Маша. Меня никто не тронет. Я здесь уже пять лет, а меня никто даже не ударил, даже не обругал.
Керженцев. Не в том дело, Маша! Зараза, яд — понимаете? — вот в чем дело! Ваши все доктора уже наполовину сумасшедшие, а вы дико, вы категорически здоровы! Вы ласковы с нами, как с телятами, и ваши глаза так ясны, так глубоко и непостижимо ясны, как будто и вовсе нет в мире безумия, никто не воет, а только поют песенки. Почему в ваших глазах нет тоски? Вы что-то знаете, Маша, вы что-то драгоценное знаете, Маша, единственное, спасительное, но что? Но что?
Маша. Ничего я не знаю, миленький. Живу, как бог велел, а что мне знать?
Керженцев (смеется сердито). Ну да, конечно, как бог велел.
Маша. И все так живут, не одна я.
Керженцев (смеется еще сердитее). Ну конечно, и все так живут! Нет, Маша, ничего вы не знаете, это ложь, и я напрасно цепляюсь за вас. Вы хуже соломинки. (Садится.) Послушайте, Маша, вы бывали когда-нибудь в театре?
Маша. Нет, Антон Игнатьич, никогда не была.
Керженцев. Так. И вы неграмотны, вы не прочли ни одной книги. Маша, а евангелие вы хорошо знаете?
Маша. Нет, Антон Игнатьич, откуда ж знать. Только то и знаю, что в церкви читается, да и то разве много запомнишь! Я в церкви люблю бывать, да не приходится, некогда, работы много, дай бог только на минутку вскочить, лоб перекрестить.
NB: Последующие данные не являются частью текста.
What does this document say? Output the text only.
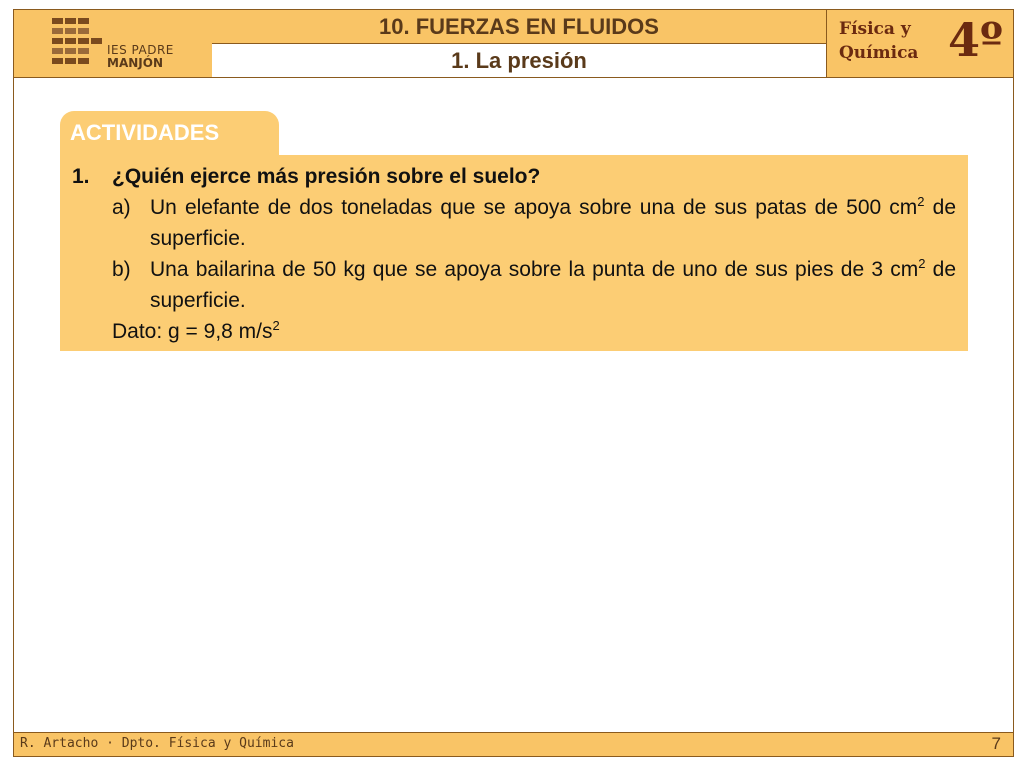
IES PADRE
MANJÓN
10. FUERZAS EN FLUIDOS
1. La presión
Física y
Química 4º
R. Artacho · Dpto. Física y Química	7
ACTIVIDADES
1.	¿Quién ejerce más presión sobre el suelo?
a) Un elefante de dos toneladas que se apoya sobre una de sus patas de 500 $cm^2$ de superficie.
b) Una bailarina de 50 kg que se apoya sobre la punta de uno de sus pies de 3 $cm^2$ de superficie.
Dato: g = 9,8 $m/s^2$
Я, Антон Игнатьич, в церковь норовлю попасть, когда батюшка говорит: и всех вас, православных христиан! Услышу это, вздохну, вот я и рада.
Керженцев. Вот она и рада! Она ничего не знает, и она рада, и в глазах у нее нет тоски, от которой умирают. Чепуха! Низшая форма или… что или? Чепуха! Маша, а вы знаете, что Земля, на которой вот мы сейчас с вами, что эта Земля крутится?
Маша (равнодушно). Нет, голубчик, не знаю.
Керженцев. Вертится, Маша, вертится, и мы вертимся с нею! Нет, вы что-то знаете, Маша, вы что-то знаете, о чем не хотите сказать. Зачем бог дал язык только дьяволам своим, а ангелы бессловесны? Может быть, вы ангел, Маша? Но вы бессловесны — вы отчаянно не пара доктору Керженцеву! Маша, голубчик, вы знаете, что я скоро действительно сойду с ума?
Маша. Нет, не сойдете.
Керженцев. Да? А скажите, Маша, но только по чистой совести,— за обман вас накажет бог! — скажите по чистой совести: я сумасшедший или нет?
Маша. Вы же сами знаете, что нет…
Керженцев. Ничего я сам не знаю! Сам! Я вас спрашиваю!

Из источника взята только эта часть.